The temple received a call a couple of days from an elderly lady who wanted a priest to pray for her. Andrew answered the call and asked what the matter was, and the response was like so many that we seem to be receiving nowadays: strange. According to this woman, the smell of papayas from her neighbors yard was bothering her so she wanted a priest to pray that the smell stops or the trees die. This request is not the first time something odd was asked for. I have heard from people who wanted us to pray that their pot smoking neighbors would stop their habit, as the fumes were entering their bedrooms (a valid complaint mind you, but quite beyond the power of Kobo Daishi, or any spiritual figure or deity frankly); and my favorite, to stop the shadows of the neighbors because the individual felt that the shadows held evil. This is not to say that nothing is wrong...no something is VERY wrong, but it may not be the neighbor. I could be mercenary and tell these people that I can pray and do something about it. But is that really true? I can pray with a person and they will feel good about it, but it may not actually materially solve the problem. Yet we get call after call, and there are priests that will convince the person that they must come, get blessings, pass over an envelope with money, and the cleansing will have been successful. I want to know when I go on this pilgrimage, is that all there is?
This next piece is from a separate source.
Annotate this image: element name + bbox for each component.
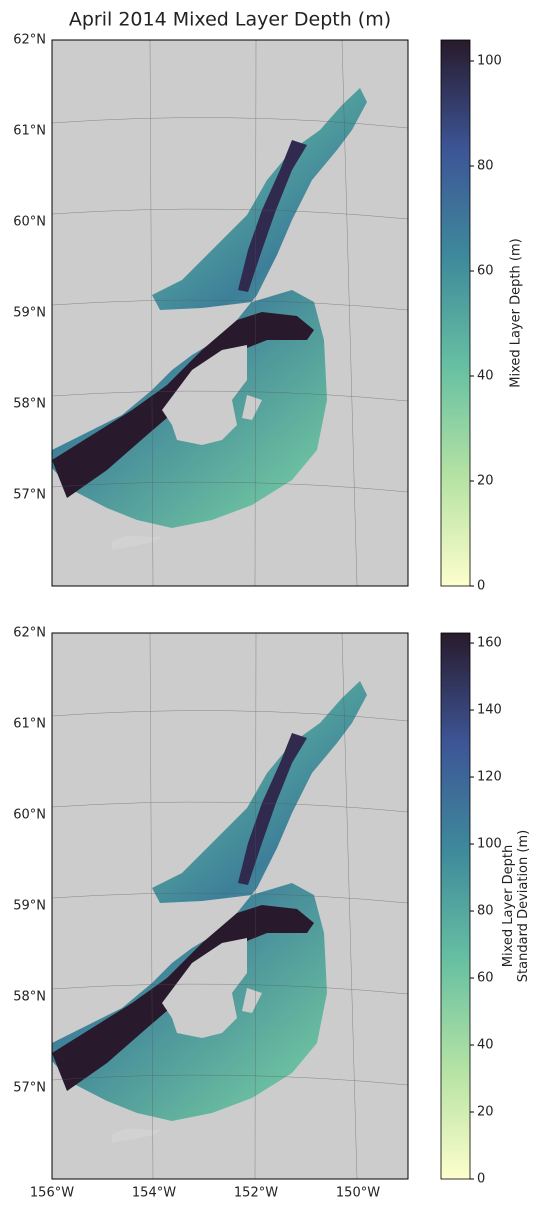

Wednesday, September 9, 2009

I Start My Circle...

In five weeks, I am going to embark on a pilgrimage with a group of my temple members. We travel to Shikoku to follow the path of Kobo Daishi, and countless thousands of pilgrims, visiting 88 temples around a somewhat circular path of around 900 miles.
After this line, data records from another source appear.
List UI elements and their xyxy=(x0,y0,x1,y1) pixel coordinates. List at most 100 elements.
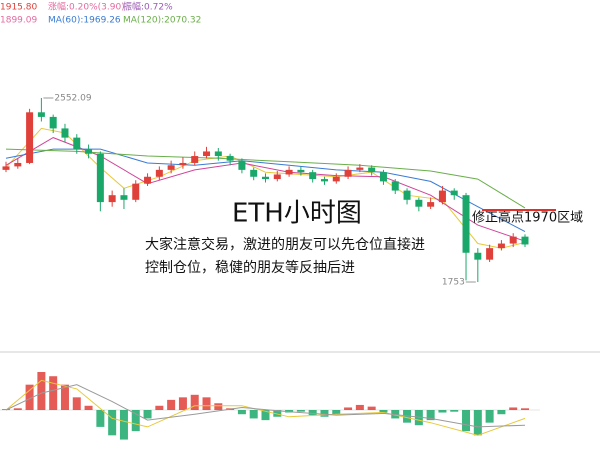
candle-body xyxy=(356,167,364,170)
candle-body xyxy=(427,202,435,207)
candle-body xyxy=(226,156,234,161)
header-info: MA(60):1969.26 xyxy=(48,16,121,26)
ma-line xyxy=(5,127,526,249)
macd-bar xyxy=(202,397,211,410)
candle-body xyxy=(474,252,482,260)
candle-body xyxy=(73,137,81,150)
candle-body xyxy=(144,176,152,184)
macd-bar xyxy=(332,410,341,415)
candle-body xyxy=(108,195,116,203)
macd-pane xyxy=(2,372,529,440)
candle-body xyxy=(438,190,446,203)
candle-body xyxy=(509,236,517,244)
candle-body xyxy=(415,199,423,207)
macd-bar xyxy=(72,397,81,410)
candle-body xyxy=(285,169,293,175)
macd-bar xyxy=(237,410,246,415)
candle-body xyxy=(155,169,163,177)
candle-body xyxy=(320,179,328,182)
macd-bar xyxy=(37,372,46,410)
macd-bar xyxy=(296,410,305,412)
candle-body xyxy=(391,181,399,191)
macd-bar xyxy=(438,410,447,413)
macd-bar xyxy=(131,410,140,432)
macd-bar xyxy=(60,384,69,410)
candle-body xyxy=(203,151,211,157)
candle-body xyxy=(450,190,458,196)
annotation: 大家注意交易，激进的朋友可以先仓位直接进 xyxy=(145,236,425,253)
header-info: 涨幅:0.20%(3.90) xyxy=(48,1,125,13)
candle-body xyxy=(309,172,317,180)
low-label: 1753 xyxy=(442,278,465,288)
candle-body xyxy=(167,165,175,170)
candle-body xyxy=(2,166,10,170)
candle-body xyxy=(250,169,258,177)
macd-bar xyxy=(379,410,388,413)
candle-body xyxy=(132,183,140,200)
macd-bar xyxy=(155,405,164,410)
header-info: 振幅:0.72% xyxy=(123,1,173,13)
macd-bar xyxy=(450,410,459,412)
annotation: 修正高点1970区域 xyxy=(472,210,583,226)
annotation: 控制仓位，稳健的朋友等反抽后进 xyxy=(145,259,355,276)
macd-bar xyxy=(178,397,187,410)
candle-body xyxy=(332,176,340,182)
candle-body xyxy=(403,190,411,200)
macd-line xyxy=(5,379,526,436)
candle-body xyxy=(14,162,22,167)
macd-bar xyxy=(462,410,471,432)
candle-body xyxy=(85,149,93,154)
macd-bar xyxy=(84,405,93,410)
macd-bar xyxy=(49,376,58,410)
header-info: 1915.80 xyxy=(0,3,37,13)
macd-bar xyxy=(426,410,435,421)
macd-bar xyxy=(485,410,494,423)
macd-bar xyxy=(143,410,152,419)
macd-bar xyxy=(108,410,117,436)
candle-body xyxy=(462,195,470,253)
macd-bar xyxy=(473,410,482,436)
macd-bar xyxy=(261,410,270,421)
candle-body xyxy=(379,172,387,182)
macd-bar xyxy=(320,410,329,417)
candle-body xyxy=(521,236,529,245)
candle-body xyxy=(344,169,352,177)
candle-body xyxy=(262,176,269,180)
ma-line xyxy=(5,148,526,233)
candle-body xyxy=(273,174,281,180)
candle-body xyxy=(49,116,57,129)
macd-bar xyxy=(249,410,258,419)
macd-bar xyxy=(355,404,364,410)
macd-line xyxy=(5,384,526,428)
candle-body xyxy=(191,156,199,163)
ma-line xyxy=(5,137,526,242)
macd-bar xyxy=(167,399,176,410)
macd-bar xyxy=(190,394,199,410)
candle-body xyxy=(214,151,222,157)
macd-bar xyxy=(119,410,128,440)
price-pane: 2552.09 1753 xyxy=(2,94,529,288)
chart-title: ETH小时图 xyxy=(232,199,362,229)
high-label: 2552.09 xyxy=(54,94,91,104)
macd-bar xyxy=(308,410,317,416)
macd-bar xyxy=(509,407,518,410)
header-info: MA(120):2070.32 xyxy=(123,16,201,26)
macd-bar xyxy=(273,410,282,417)
macd-bar xyxy=(367,406,376,410)
candle-body xyxy=(179,162,187,166)
candle-body xyxy=(26,112,34,163)
candle-body xyxy=(486,248,494,260)
header-info: 1899.09 xyxy=(0,16,37,26)
candle-body xyxy=(297,169,305,173)
macd-bar xyxy=(25,384,34,410)
candle-body xyxy=(368,167,376,173)
macd-bar xyxy=(344,407,353,410)
candle-body xyxy=(497,243,505,249)
macd-bar xyxy=(521,408,529,410)
candle-body xyxy=(120,195,128,200)
candle-body xyxy=(238,160,246,170)
candle-body xyxy=(37,112,45,117)
macd-bar xyxy=(96,410,105,427)
macd-bar xyxy=(497,410,506,415)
The pilgrimage could not come at a better time for me personally. I find myself at a crossroads and at my age, verging on 42 in a couple of months, I feel that I am at a significant moment. Theoretically, and according to all of the medical journals I am somewhat at the halfway point of my life if I am so blessed with that many years. Thoughts of the future, and many of the past swirl like a storm in my mind. Regrets at this point? Many. Blessings? Many.

More importantly I also find myself more and more curious about my religion and my role in it. As a Shingon practitioner, I could of course make many claims about my connection with the Buddha and the many incarnations of the Buddha, and begin a life of personal blessings, "readings", and consultations. Is that really practicing Shingon Buddhism? Moreover, what qualifies me to give out consultation to anyone? Sometimes I wonder how I get up in the morning, and how it is a minor miracle in itself that the weight of other peoples' problems and desires do not crush any kind of feelings of happiness I want to express. Coupled with a realization that I am all to human and the road to enlightenment is truly a long one, I don't feel that I am anymore capable of telling someone how to save their crumbling marriage, or collapsing business than the average joe off the street. Personally I feel that relating my own mistakes and wrong decisions serve as a better road map for people to follow, or perhaps in a sense avoid.
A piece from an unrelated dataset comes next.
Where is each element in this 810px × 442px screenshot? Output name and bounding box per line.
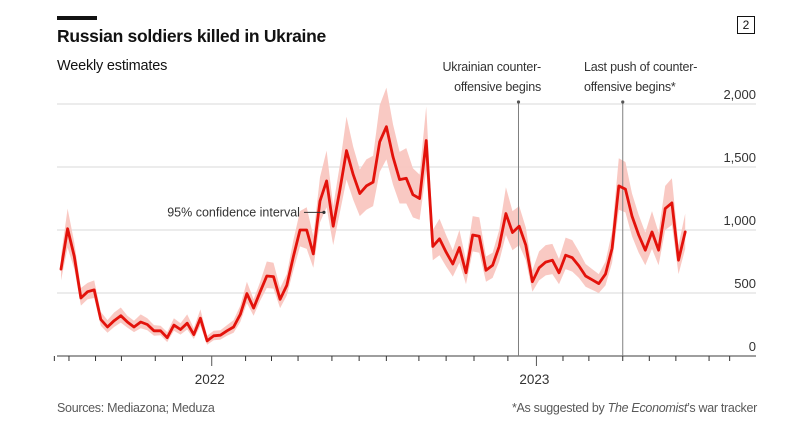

I am director of a temple that also employs a priest from Japan. There are many of the older generation at the temple who do not like the idea of Hawaii born and trained ministers. The priest from Japan serves their needs. Frankly I tolerate it as a necessary anachronism. Without the necessary language skills, and drive, it is difficult for a priest that was trained, and raised in the very cloistered environment of Japanese temple life to adopt and adapt to a western style of worship and faith. So when all else fails, play the psychic card. Therein lies the problem. I am wondering if that is all our religion is about. I intend to find out, and along the way hopefully find myself. 88 Temples in 16 days. We aren't walking it, I think that for the first time, it may be for the best to be bussed around. Will I find Kobo Daishi? Let's find out together.